Powstał plan dowożenia narciarzy z Karpacza do Pecu pod Śnieżką w Czechach. Wszystko za sprawą kolei, która przewoziłaby turystów pod Karkonoszami.
Według projektu pociągi ruszą w pierwszą trasę w 2020 roku. Kolej połączy 10-kilometrowy odcinek pomiędzy Karpaczem, Szpindlerowym Mlynem, Pecem pod Śnieżką oraz Svobodą nad Upą. Przejazd całą trasą trwałaby 15 minut. Do czasu powstania obie miejscowości zostaną skomunikowane skibusami.
Lepsze trasy narciarskie
Granica Polski z Czechami zostanie przekroczona w okolicach Czarnego Grzbietu. Władze Karpacza są w stałym kontakcie z czeskimi.

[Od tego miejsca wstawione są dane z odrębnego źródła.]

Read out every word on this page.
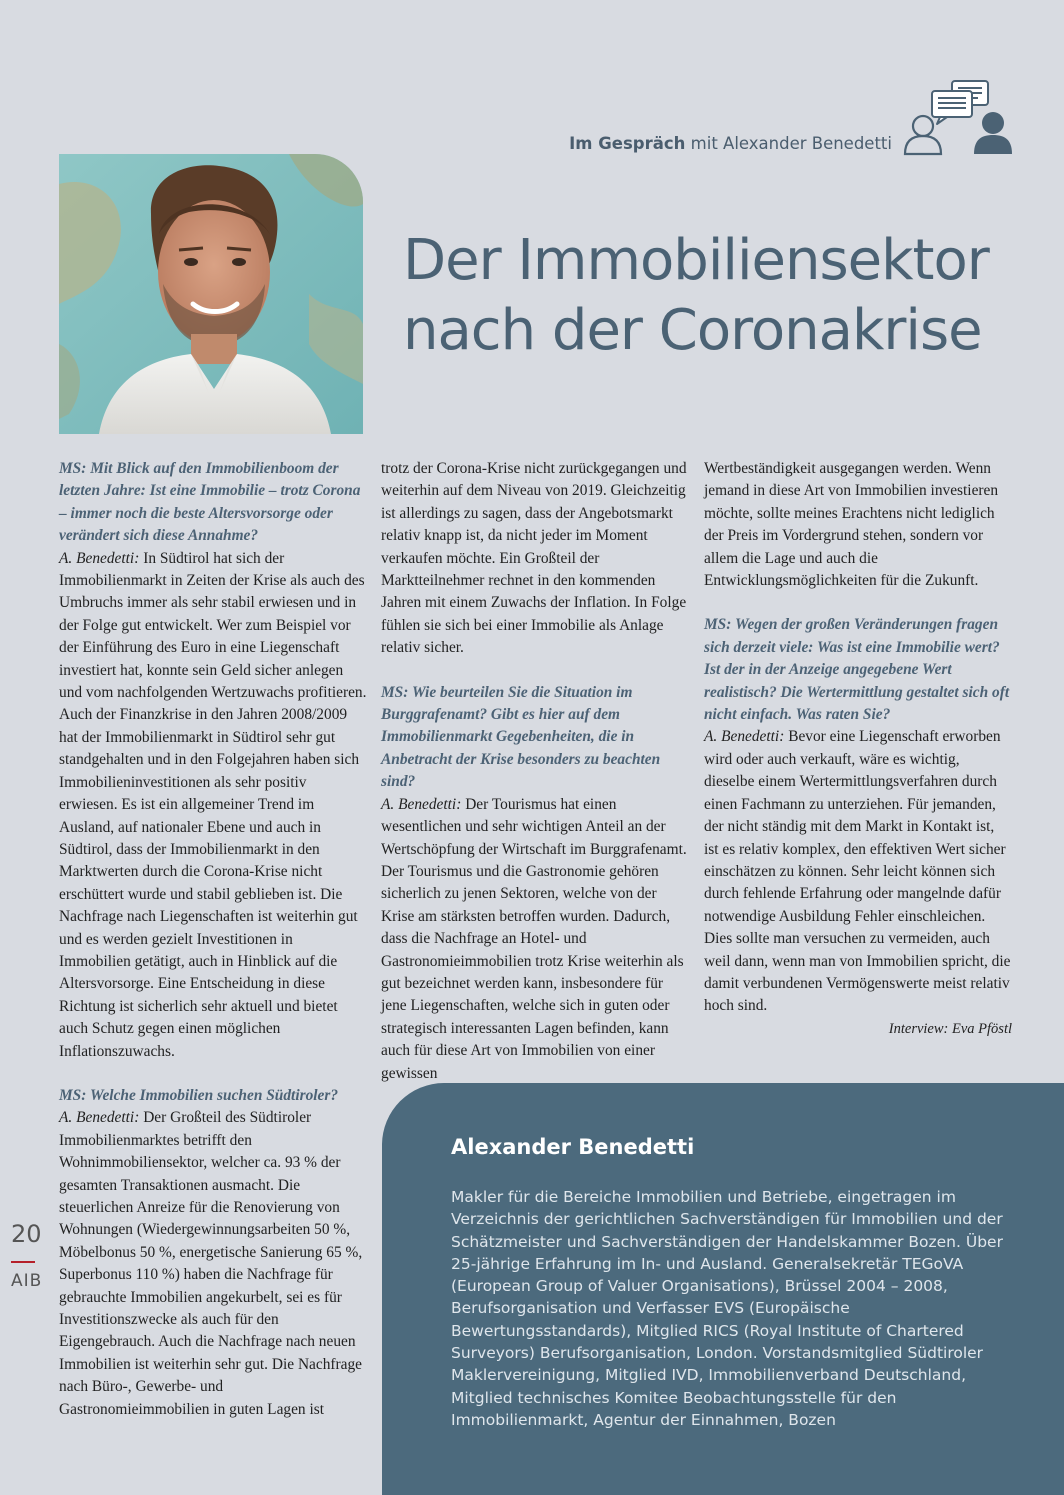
Im Gespräch mit Alexander Benedetti
Der Immobiliensektor
nach der Coronakrise

MS: Mit Blick auf den Immobilienboom der letzten Jahre: Ist eine Immobilie – trotz Corona – immer noch die beste Altersvorsorge oder verändert sich diese Annahme?

A. Benedetti: In Südtirol hat sich der Immobilienmarkt in Zeiten der Krise als auch des Umbruchs immer als sehr stabil erwiesen und in der Folge gut entwickelt. Wer zum Beispiel vor der Einführung des Euro in eine Liegenschaft investiert hat, konnte sein Geld sicher anlegen und vom nachfolgenden Wertzuwachs profitieren. Auch der Finanzkrise in den Jahren 2008/2009 hat der Immobilienmarkt in Südtirol sehr gut standgehalten und in den Folgejahren haben sich Immobilieninvestitionen als sehr positiv erwiesen. Es ist ein allgemeiner Trend im Ausland, auf nationaler Ebene und auch in Südtirol, dass der Immobilienmarkt in den Marktwerten durch die Corona-Krise nicht erschüttert wurde und stabil geblieben ist. Die Nachfrage nach Liegenschaften ist weiterhin gut und es werden gezielt Investitionen in Immobilien getätigt, auch in Hinblick auf die Altersvorsorge. Eine Entscheidung in diese Richtung ist sicherlich sehr aktuell und bietet auch Schutz gegen einen möglichen Inflationszuwachs.

MS: Welche Immobilien suchen Südtiroler?

A. Benedetti: Der Großteil des Südtiroler Immobilienmarktes betrifft den Wohnimmobiliensektor, welcher ca. 93 % der gesamten Transaktionen ausmacht. Die steuerlichen Anreize für die Renovierung von Wohnungen (Wiedergewinnungsarbeiten 50 %, Möbelbonus 50 %, energetische Sanierung 65 %, Superbonus 110 %) haben die Nachfrage für gebrauchte Immobilien angekurbelt, sei es für Investitionszwecke als auch für den Eigengebrauch. Auch die Nachfrage nach neuen Immobilien ist weiterhin sehr gut. Die Nachfrage nach Büro-, Gewerbe- und Gastronomieimmobilien in guten Lagen ist

trotz der Corona-Krise nicht zurückgegangen und weiterhin auf dem Niveau von 2019. Gleichzeitig ist allerdings zu sagen, dass der Angebotsmarkt relativ knapp ist, da nicht jeder im Moment verkaufen möchte. Ein Großteil der Marktteilnehmer rechnet in den kommenden Jahren mit einem Zuwachs der Inflation. In Folge fühlen sie sich bei einer Immobilie als Anlage relativ sicher.

MS: Wie beurteilen Sie die Situation im Burggrafenamt? Gibt es hier auf dem Immobilienmarkt Gegebenheiten, die in Anbetracht der Krise besonders zu beachten sind?

A. Benedetti: Der Tourismus hat einen wesentlichen und sehr wichtigen Anteil an der Wertschöpfung der Wirtschaft im Burggrafenamt. Der Tourismus und die Gastronomie gehören sicherlich zu jenen Sektoren, welche von der Krise am stärksten betroffen wurden. Dadurch, dass die Nachfrage an Hotel- und Gastronomieimmobilien trotz Krise weiterhin als gut bezeichnet werden kann, insbesondere für jene Liegenschaften, welche sich in guten oder strategisch interessanten Lagen befinden, kann auch für diese Art von Immobilien von einer gewissen

Wertbeständigkeit ausgegangen werden. Wenn jemand in diese Art von Immobilien investieren möchte, sollte meines Erachtens nicht lediglich der Preis im Vordergrund stehen, sondern vor allem die Lage und auch die Entwicklungsmöglichkeiten für die Zukunft.

MS: Wegen der großen Veränderungen fragen sich derzeit viele: Was ist eine Immobilie wert? Ist der in der Anzeige angegebene Wert realistisch? Die Wertermittlung gestaltet sich oft nicht einfach. Was raten Sie?

A. Benedetti: Bevor eine Liegenschaft erworben wird oder auch verkauft, wäre es wichtig, dieselbe einem Wertermittlungsverfahren durch einen Fachmann zu unterziehen. Für jemanden, der nicht ständig mit dem Markt in Kontakt ist, ist es relativ komplex, den effektiven Wert sicher einschätzen zu können. Sehr leicht können sich durch fehlende Erfahrung oder mangelnde dafür notwendige Ausbildung Fehler einschleichen. Dies sollte man versuchen zu vermeiden, auch weil dann, wenn man von Immobilien spricht, die damit verbundenen Vermögenswerte meist relativ hoch sind.

Interview: Eva Pföstl

20
AIB
Alexander Benedetti

Makler für die Bereiche Immobilien und Betriebe, eingetragen im Verzeichnis der gerichtlichen Sachverständigen für Immobilien und der Schätzmeister und Sachverständigen der Handelskammer Bozen. Über 25-jährige Erfahrung im In- und Ausland. Generalsekretär TEGoVA (European Group of Valuer Organisations), Brüssel 2004 – 2008, Berufsorganisation und Verfasser EVS (Europäische Bewertungsstandards), Mitglied RICS (Royal Institute of Chartered Surveyors) Berufsorganisation, London. Vorstandsmitglied Südtiroler Maklervereinigung, Mitglied IVD, Immobilienverband Deutschland, Mitglied technisches Komitee Beobachtungsstelle für den Immobilienmarkt, Agentur der Einnahmen, Bozen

- Pod względem narciarskim nawet nie możemy się z Pecem porównywać, już dawno nas wyprzedzili. Nie będę oszukiwał ludzi, że mamy dobrą ofertę narciarską na Kopie. Skoro nie mogę jej dać w Karpaczu, to chcę żeby nasi goście mogli z niej skorzystać w Czechach. Przed sezonem zimowym skomunikujemy skibusami obie miejscowości – informuje Radosław Jęcek, burmistrz Karpacza. - Turyści będą spali w Polsce, bo Karpacz wciąż dominuje infrastrukturą hotelową, ale na nartach pojeżdżą w Czechach. Nie ma co tego ukrywać, że już teraz zimą do Pecu ciągnie sznur aut. 70 procent narciarzy na tamtejszych nartostradach to Polacy – powiedział przedstawicielom mediów.
Ambitny projekt
Koszt budowy szacuje się na miliard euro w Czechach oraz 170 mln euro w Polsce.
- To jest bardzo ambitny projekt, ale może się nigdy nie zwrócić. Choć może nie mieć uzasadnienia ekonomicznego, korzyści dla całego regionu byłyby ogromne. – uważa dyrektor GW Train Regio František Kozel.
Aby projekt powstał, niezbędne jest uzyskanie pieniędzy z unijnego programu współpracy transgranicznej.